How disappointment works in the brain

Posted on September 30, 2014

That feeling of disappointment is linked with a rather uncommon type of brain signaling, new research shows. It involves the finely tuned, simultaneous firing of two different neurotransmitters in the brain and it is the ratio of the two neurotransmitters, one enhancing and one dampening positive feelings, that determines where on the disappointment spectrum you'll fall.

Neurotransmitters are chemicals that relay signals from one neuron to the next. The brain and nervous system use dozens of neurotransmitters to enable thought and movement.

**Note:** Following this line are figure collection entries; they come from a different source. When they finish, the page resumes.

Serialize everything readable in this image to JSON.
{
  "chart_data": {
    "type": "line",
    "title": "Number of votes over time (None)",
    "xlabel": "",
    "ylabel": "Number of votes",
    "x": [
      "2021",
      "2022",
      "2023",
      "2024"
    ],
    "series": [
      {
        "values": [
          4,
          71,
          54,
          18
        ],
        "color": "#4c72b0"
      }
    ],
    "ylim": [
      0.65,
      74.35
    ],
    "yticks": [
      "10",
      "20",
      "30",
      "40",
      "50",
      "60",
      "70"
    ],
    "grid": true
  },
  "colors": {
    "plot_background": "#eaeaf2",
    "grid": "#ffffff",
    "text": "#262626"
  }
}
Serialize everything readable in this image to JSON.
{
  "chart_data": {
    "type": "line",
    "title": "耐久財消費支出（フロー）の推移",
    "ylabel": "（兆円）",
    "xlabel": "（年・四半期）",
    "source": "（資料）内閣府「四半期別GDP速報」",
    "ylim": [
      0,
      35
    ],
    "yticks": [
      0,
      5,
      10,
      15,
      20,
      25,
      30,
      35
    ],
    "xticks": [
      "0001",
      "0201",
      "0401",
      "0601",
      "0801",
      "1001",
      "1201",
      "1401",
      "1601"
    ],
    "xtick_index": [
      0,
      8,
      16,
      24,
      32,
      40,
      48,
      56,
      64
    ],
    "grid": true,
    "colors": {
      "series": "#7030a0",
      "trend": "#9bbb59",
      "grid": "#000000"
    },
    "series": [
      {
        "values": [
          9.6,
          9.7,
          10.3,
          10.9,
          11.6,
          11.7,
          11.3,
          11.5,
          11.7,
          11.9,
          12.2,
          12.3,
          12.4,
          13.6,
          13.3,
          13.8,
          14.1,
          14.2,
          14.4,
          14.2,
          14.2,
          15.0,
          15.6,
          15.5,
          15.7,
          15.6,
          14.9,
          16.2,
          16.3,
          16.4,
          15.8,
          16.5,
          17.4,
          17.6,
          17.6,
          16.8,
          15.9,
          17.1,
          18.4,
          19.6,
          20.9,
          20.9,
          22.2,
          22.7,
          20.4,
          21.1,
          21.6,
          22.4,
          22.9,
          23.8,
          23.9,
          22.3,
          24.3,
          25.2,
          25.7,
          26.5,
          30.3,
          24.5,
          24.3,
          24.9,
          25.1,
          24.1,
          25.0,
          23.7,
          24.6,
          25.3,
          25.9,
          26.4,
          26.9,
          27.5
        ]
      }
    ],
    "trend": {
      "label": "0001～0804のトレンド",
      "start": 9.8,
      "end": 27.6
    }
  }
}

In the new study, a team of scientists led by Dr. Roberto Malinow, a professor of neurobiology at the University of California, San Diego School of Medicine,found that two well-known neurotransmitters glutamate and GABA, which is short for gamma-aminobutyric acid are released simultaneously by neurons in a small region of the brain called the lateral habenula to signal the emotion of disappointment.

The more glutamate is released relative to GABA, the greater the 'disappointment' signal in the brain is likely to be; and the less glutamate is released relative to GABA, the smaller the 'disappointment' signal should be.

Several current antidepressant drugs target serotonin, but the neurotransmitter is used by the brain and central nervous system for many kinds of tasks other than mood, such as for controlling sleep, memory and appetite, so the drugs don't act selectively on depression. But focusing on how to manipulate this newly discovered mechanism of competing neurotransmitters might be a promising avenue that leads to the discovery of a new generation of antidepressants, the researchers said.